How machine learning could improve CX intelligence

18th Nov 2016

With growing volumes and varieties of available data, businesses are increasingly keen to extract valuable information so they can use that knowledge to make predictions, optimise decisions and develop policies.

This is particularly the case in the customer service industry, including call or contact centres, where organisations are seeking to improve the customer experience by investigating what and how their behavior influences customer evaluations on their business.

The technology behind these data extraction innovations is known as machine learning, which I’ve been researching for the past 10 years. Machine learning has been used to develop driverless cars and effective web search among many other innovations, and is the science of getting computers to act without being explicitly programmed. It is believed by many researchers to be the best way to make progress towards human-level artificial intelligence.

Extracting valuable information from data often resorts to machine learning techniques. Machine learning algorithms can automate the data analysis process by applying complex mathematical models to discover hidden insights from the data, and are core elements in big data analytics.  

Customer experience is an important measurement of service provided by the organisation. This is said to be a transformation from customer-organistion interactions to customer personal feelings on the interactions. However, it is not easy to establish the rationale for such links given the limited numbers of interactions that often don’t come with a label of customers’ evaluation. More seriously, customer evaluation is often context-sensitive and the interaction data doesn’t record all relevant factors or features.   
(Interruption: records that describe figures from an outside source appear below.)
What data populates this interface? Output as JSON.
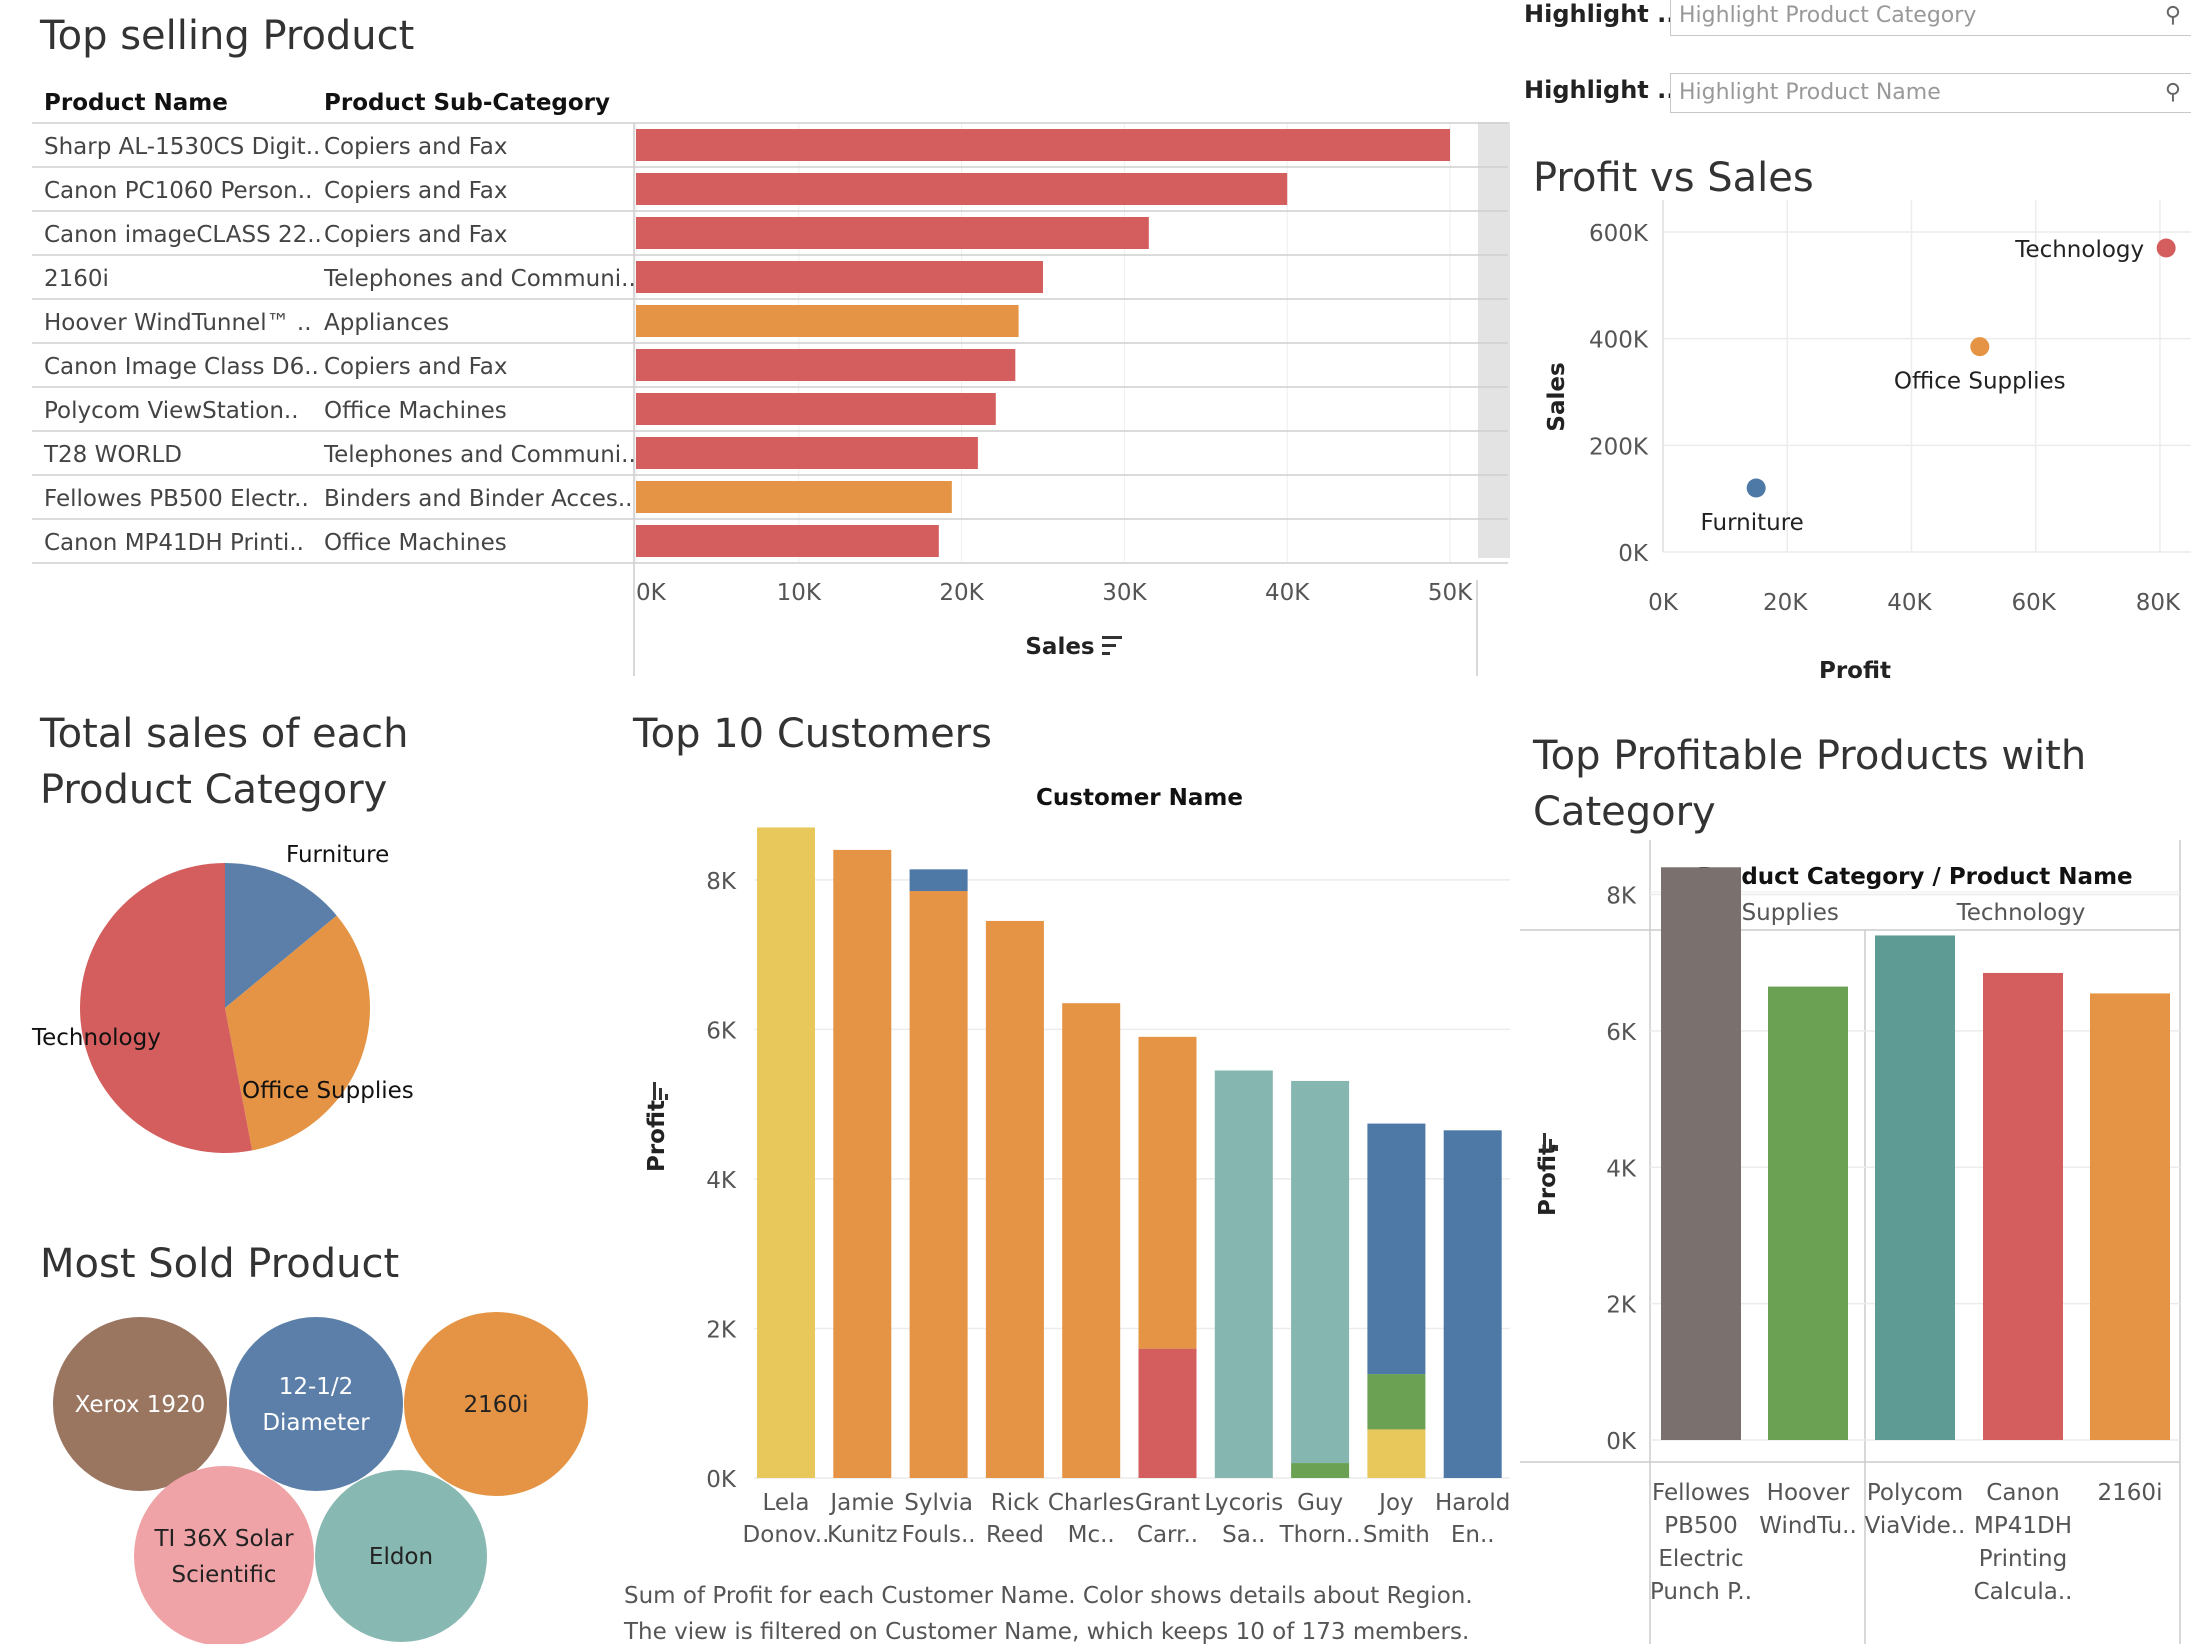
{
  "filters": [
    {
      "label": "Highlight ...",
      "placeholder": "Highlight Product Category"
    },
    {
      "label": "Highlight ...",
      "placeholder": "Highlight Product Name"
    }
  ],
  "top_selling": {
    "title": "Top selling Product",
    "col1": "Product Name",
    "col2": "Product Sub-Category",
    "axis_label": "Sales",
    "chart_data": {
      "type": "bar",
      "xlabel": "Sales",
      "xlim": [
        0,
        50000
      ],
      "ticks": [
        "0K",
        "10K",
        "20K",
        "30K",
        "40K",
        "50K"
      ],
      "rows": [
        {
          "name": "Sharp AL-1530CS Digit..",
          "sub": "Copiers and Fax",
          "value": 50000,
          "color": "#d45e5e"
        },
        {
          "name": "Canon PC1060 Person..",
          "sub": "Copiers and Fax",
          "value": 40000,
          "color": "#d45e5e"
        },
        {
          "name": "Canon imageCLASS 22..",
          "sub": "Copiers and Fax",
          "value": 31500,
          "color": "#d45e5e"
        },
        {
          "name": "2160i",
          "sub": "Telephones and Communi..",
          "value": 25000,
          "color": "#d45e5e"
        },
        {
          "name": "Hoover WindTunnel™ ..",
          "sub": "Appliances",
          "value": 23500,
          "color": "#e49444"
        },
        {
          "name": "Canon Image Class D6..",
          "sub": "Copiers and Fax",
          "value": 23300,
          "color": "#d45e5e"
        },
        {
          "name": "Polycom ViewStation..",
          "sub": "Office Machines",
          "value": 22100,
          "color": "#d45e5e"
        },
        {
          "name": "T28 WORLD",
          "sub": "Telephones and Communi..",
          "value": 21000,
          "color": "#d45e5e"
        },
        {
          "name": "Fellowes PB500 Electr..",
          "sub": "Binders and Binder Acces..",
          "value": 19400,
          "color": "#e49444"
        },
        {
          "name": "Canon MP41DH Printi..",
          "sub": "Office Machines",
          "value": 18600,
          "color": "#d45e5e"
        }
      ]
    }
  },
  "profit_vs_sales": {
    "title": "Profit vs Sales",
    "chart_data": {
      "type": "scatter",
      "xlabel": "Profit",
      "ylabel": "Sales",
      "xlim": [
        0,
        85000
      ],
      "ylim": [
        0,
        660000
      ],
      "xticks": [
        "0K",
        "20K",
        "40K",
        "60K",
        "80K"
      ],
      "yticks": [
        "0K",
        "200K",
        "400K",
        "600K"
      ],
      "points": [
        {
          "label": "Technology",
          "x": 81000,
          "y": 570000,
          "color": "#d45e5e"
        },
        {
          "label": "Office Supplies",
          "x": 51000,
          "y": 385000,
          "color": "#e49444"
        },
        {
          "label": "Furniture",
          "x": 15000,
          "y": 120000,
          "color": "#4e79a7"
        }
      ]
    }
  },
  "category_pie": {
    "title_line1": "Total sales of each",
    "title_line2": "Product Category",
    "chart_data": {
      "type": "pie",
      "slices": [
        {
          "label": "Furniture",
          "value": 14,
          "color": "#5b7fa9"
        },
        {
          "label": "Office Supplies",
          "value": 33,
          "color": "#e49444"
        },
        {
          "label": "Technology",
          "value": 53,
          "color": "#d45e5e"
        }
      ]
    }
  },
  "most_sold": {
    "title": "Most Sold Product",
    "bubbles": [
      {
        "label": "Xerox 1920",
        "color": "#9a7560"
      },
      {
        "label1": "12-1/2",
        "label2": "Diameter",
        "color": "#5b7fa9"
      },
      {
        "label": "2160i",
        "color": "#e49444"
      },
      {
        "label1": "TI 36X Solar",
        "label2": "Scientific",
        "color": "#f0a3a6"
      },
      {
        "label": "Eldon",
        "color": "#88b8b2"
      }
    ]
  },
  "top_customers": {
    "title": "Top 10 Customers",
    "header": "Customer Name",
    "caption": "Sum of Profit for each Customer Name.  Color shows details about Region. The view is filtered on Customer Name, which keeps 10 of 173 members.",
    "chart_data": {
      "type": "bar",
      "ylabel": "Profit",
      "ylim": [
        0,
        8800
      ],
      "yticks": [
        "0K",
        "2K",
        "4K",
        "6K",
        "8K"
      ],
      "bars": [
        {
          "l1": "Lela",
          "l2": "Donov..",
          "segments": [
            {
              "value": 8700,
              "color": "#e8c75b"
            }
          ]
        },
        {
          "l1": "Jamie",
          "l2": "Kunitz",
          "segments": [
            {
              "value": 8400,
              "color": "#e49444"
            }
          ]
        },
        {
          "l1": "Sylvia",
          "l2": "Fouls..",
          "segments": [
            {
              "value": 7850,
              "color": "#e49444"
            },
            {
              "value": 290,
              "color": "#4e79a7"
            }
          ]
        },
        {
          "l1": "Rick",
          "l2": "Reed",
          "segments": [
            {
              "value": 7450,
              "color": "#e49444"
            }
          ]
        },
        {
          "l1": "Charles",
          "l2": "Mc..",
          "segments": [
            {
              "value": 6350,
              "color": "#e49444"
            }
          ]
        },
        {
          "l1": "Grant",
          "l2": "Carr..",
          "segments": [
            {
              "value": 1730,
              "color": "#d45e5e"
            },
            {
              "value": 4170,
              "color": "#e49444"
            }
          ]
        },
        {
          "l1": "Lycoris",
          "l2": "Sa..",
          "segments": [
            {
              "value": 5450,
              "color": "#86b6b0"
            }
          ]
        },
        {
          "l1": "Guy",
          "l2": "Thorn..",
          "segments": [
            {
              "value": 200,
              "color": "#6aa153"
            },
            {
              "value": 5110,
              "color": "#86b6b0"
            }
          ]
        },
        {
          "l1": "Joy",
          "l2": "Smith",
          "segments": [
            {
              "value": 650,
              "color": "#e8c75b"
            },
            {
              "value": 740,
              "color": "#6aa153"
            },
            {
              "value": 3350,
              "color": "#4e79a7"
            }
          ]
        },
        {
          "l1": "Harold",
          "l2": "En..",
          "segments": [
            {
              "value": 4650,
              "color": "#4e79a7"
            }
          ]
        }
      ]
    }
  },
  "top_profitable": {
    "title_line1": "Top Profitable Products with",
    "title_line2": "Category",
    "header": "Product Category / Product Name",
    "groups": [
      "Office Supplies",
      "Technology"
    ],
    "chart_data": {
      "type": "bar",
      "ylabel": "Profit",
      "ylim": [
        0,
        8800
      ],
      "yticks": [
        "0K",
        "2K",
        "4K",
        "6K",
        "8K"
      ],
      "bars": [
        {
          "lines": [
            "Fellowes",
            "PB500",
            "Electric",
            "Punch P.."
          ],
          "value": 8400,
          "color": "#7a716e"
        },
        {
          "lines": [
            "Hoover",
            "WindTu.."
          ],
          "value": 6650,
          "color": "#6aa153"
        },
        {
          "lines": [
            "Polycom",
            "ViaVide.."
          ],
          "value": 7400,
          "color": "#5e9b95"
        },
        {
          "lines": [
            "Canon",
            "MP41DH",
            "Printing",
            "Calcula.."
          ],
          "value": 6850,
          "color": "#d45e5e"
        },
        {
          "lines": [
            "2160i"
          ],
          "value": 6550,
          "color": "#e49444"
        }
      ]
    }
  }
}
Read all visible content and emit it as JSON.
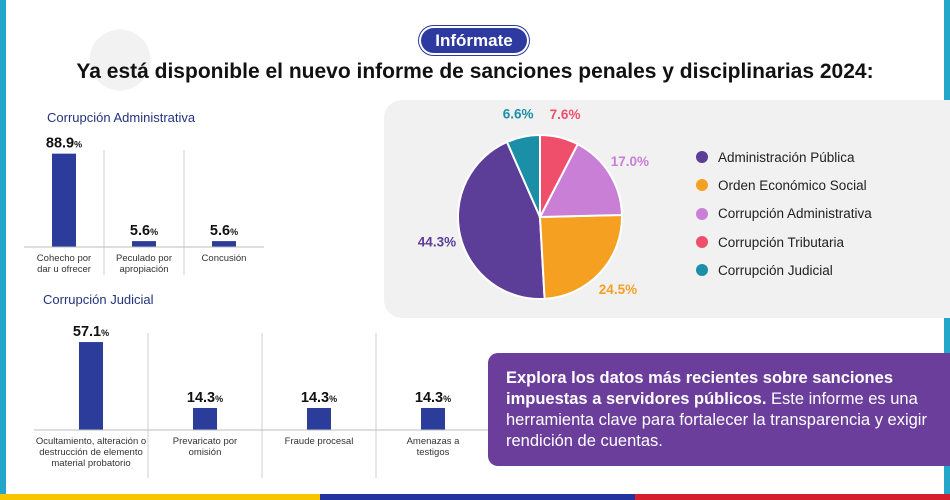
{
  "badge": "Infórmate",
  "headline": "Ya está disponible el nuevo informe de sanciones penales y disciplinarias 2024:",
  "flag_colors": [
    "#f7c600",
    "#2233a0",
    "#d51f2a"
  ],
  "colors": {
    "bar": "#2b3c9a",
    "badge_bg": "#2d3aa0",
    "panel_bg": "#f1f1f2",
    "callout_bg": "#6c3e9c",
    "frame": "#22a6c9"
  },
  "callout": {
    "bold": "Explora los datos más recientes sobre sanciones impuestas a servidores públicos.",
    "text": " Este informe es una herramienta clave para fortalecer la transparencia y exigir rendición de cuentas."
  },
  "chart_data": [
    {
      "type": "bar",
      "title": "Corrupción Administrativa",
      "categories": [
        [
          "Cohecho por",
          "dar u ofrecer"
        ],
        [
          "Peculado por",
          "apropiación"
        ],
        [
          "Concusión"
        ]
      ],
      "values": [
        88.9,
        5.6,
        5.6
      ],
      "value_labels": [
        "88.9",
        "5.6",
        "5.6"
      ],
      "unit": "%",
      "ylim": [
        0,
        100
      ],
      "grid": false
    },
    {
      "type": "bar",
      "title": "Corrupción Judicial",
      "categories": [
        [
          "Ocultamiento, alteración o",
          "destrucción de elemento",
          "material probatorio"
        ],
        [
          "Prevaricato por",
          "omisión"
        ],
        [
          "Fraude procesal"
        ],
        [
          "Amenazas a",
          "testigos"
        ]
      ],
      "values": [
        57.1,
        14.3,
        14.3,
        14.3
      ],
      "value_labels": [
        "57.1",
        "14.3",
        "14.3",
        "14.3"
      ],
      "unit": "%",
      "ylim": [
        0,
        100
      ],
      "grid": false
    },
    {
      "type": "pie",
      "legend": "right",
      "series": [
        {
          "name": "Administración Pública",
          "value": 44.3,
          "label": "44.3%",
          "color": "#5c3d97"
        },
        {
          "name": "Orden Económico Social",
          "value": 24.5,
          "label": "24.5%",
          "color": "#f6a022"
        },
        {
          "name": "Corrupción Administrativa",
          "value": 17.0,
          "label": "17.0%",
          "color": "#c97fd6"
        },
        {
          "name": "Corrupción Tributaria",
          "value": 7.6,
          "label": "7.6%",
          "color": "#ef4f6b"
        },
        {
          "name": "Corrupción Judicial",
          "value": 6.6,
          "label": "6.6%",
          "color": "#1a8fa6"
        }
      ]
    }
  ]
}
With a wealth of data available in call or contact centres, SMS message and short-chats in existing social networking platforms, we aim to find a set of informative features that fully capture the quality of interactions, and then develop predictive models for customer experience improvement.

We expect that the models could explicitly articulate associations between the identified features and the customer evaluation on the interactions – organisations could find key features that impact customer experience, and react accordingly.  

And this expertise is in high demand from businesses. I am currently involved in a Knowledge Transfer Partnership (KTP) funded by Innovate UK with a company that specialises in recording calls from businesses’ contact centres, providing clients with the ability to retrieve, score and analyse performance, to find ways to improve the customer experience of the service they deliver.

By applying these principles to the customer experience market, we are looking to transform call-recording functionality via software that will help businesses to record and score every element of a call – from the agent’s tone of voice to time waiting on hold while a call is re-routed. That data will then be available for automatic retrieval and analysis.

The project will first fuse data from different types of communication channels that record interactions between agents and customers in different time intervals. Then we will identify a set of features that are most relevant to customer evaluations on the interactions. Subsequently we can develop a predictive model that relates the features to the customer evaluations. The creation of this model is a backbone of this project and will be incrementally refined upon new data and additional business knowledge. 

Our work will implement a customer experience evaluation component and ultimately have it embedded in a commercial product whose customers include many major banks and high-technology traders. With more data retrieved from various channels, the project will incrementally improve the product on precisely scoring the customer experience therefore resulting in delivering high quality of service to the clients.    

More and more of this type of work is expected in call or contact centres, with companies able to achieve new insights and learnings that would formerly have been invisible to the human eye. We believe that machine learning techniques will play more and more important roles in analysing customer interaction data that have been accumulated in call centres over years. They will not only facilitate customer experience improvement, but gain more insights about customers’ behaviour in a wide range of contexts. Meanwhile, the techniques may provide guidelines on how the interaction data should be recorded, maintained and fused, which is often limited by physical, computational resources.

We expect that machine learning techniques will lead to a new generation of service software-agents who will interact with customers in a smart way. More importantly, these techniques may help personalise the agents who will show human-like social behaviors in the interactions. With such, there will be un-manned call centres that seamlessly links customers with service, and immediately bring economical, social benefits to businesses adopting them.      

Yifeng Zeng is a Reader in School of Computing at Teesside University.